Эшлиман во временах и весях | страница 36



Все эти экивоки со временем и пространством сделали из Эшлимана хронического постмодерниста. Постмодернизм, как известно, начинается по утрам, когда не знает человек, где проснулся. А тут, как не глаза не продерёшь, такие рожи вокруг, что только озирайся, — в мифе ты, в логосе, да и ты ли это, вообще.

Тут и не захочешь, в буддизме спрячешься, где ты — это как бы ты, а вместе с тем, и не ты вовсе. Ловко и задумчиво. Но тут же, конечно, отловили в подъезде буддиствующего Эшлимана трое — и ну колошматить. Так, на всякий случай. А Эшлимана ли бьют или не совсем его — так и не догадались. Зато Эшлиман внятно ощутил себя собою, на чём стоял, а потом и лежал.

Убитый, по счастью, не до конца, Эшлиман от себя не отрёкся и понял, что предательством можно, конечно, купить жизнь, но при этом потеряешь то, что её составляет.

И ушёл он спасаться от уклончивых буддистских истин в пустыню, подобно Франциску Ассизскому. Акриды его, правда, смущали, жёлтенькие такие, бегают вокруг на четырёх ножках. Задумался над акридами Эшлиман, а тут святоотеческий лев подходит, спасавшийся неподалёку.

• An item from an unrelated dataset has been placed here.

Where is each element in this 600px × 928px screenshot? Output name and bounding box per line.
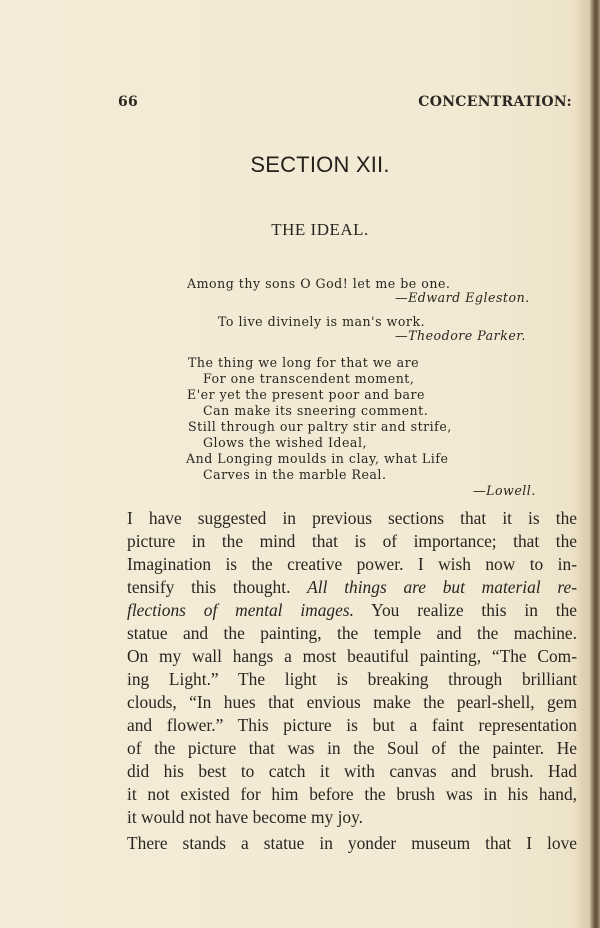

— Скажи, — братец, — Эшлиман спрашивает, — этих варить или так?

Беда с вами, чревоугодниками, — отвечает лев. — Соблазн один.

Перекрестился, как умел, задней лапой, да и проглотил сырого Эшлимана. Претерпения Эшлимана в чреве льва известны, по сюжету аналогичного пребывания в чреве кита пророка Ионы. Последователи могут ознакомиться.

* * *

Добрел все же Эшлиман до магазина и скинулся с двумя бедолагами на водку Московскую за 2р. 87 к. — о были! были такие времена и нравы, и цены! И дали ему с трояка сдачу 13 копеек. Пересчитал их Эшлиман и обратился к продавцу:

— А что это Вы, любезный, мне все 13 копеек мелочью сдали?

— А чем я тебе еще их сдам, любезный? — вопросом на вопрос ответил продавец. — Разве что пиздюлями?

Эшлиман оглядел взыскующе любезного продавца, нашарил в кармане замусоленную копейку и ответил:

— Нет, лучше сырком плавленым.

И выпил Эшлиман с бедолагами на троих за ту страну, что никогда более не повторится, и закусил сырком плавленым.

В детской песочнице, где трапеза протекала, рядом с Эшлиманом трудился жук. Торопливо перебирая лапами, он двигал пустыню, хотя об этом не догадывался, поскольку пустыня его передвигалась крайне неохотно.

— Сизиф я, — пожаловался жук Эшлиману. — Чистый Сизиф!

— Не горюй, — утешил жука Эшлиман, отхлебнув. — Со мной и не такое бывало. Иной раз только из яйца вылупишься, глядь, а ты — динозавр.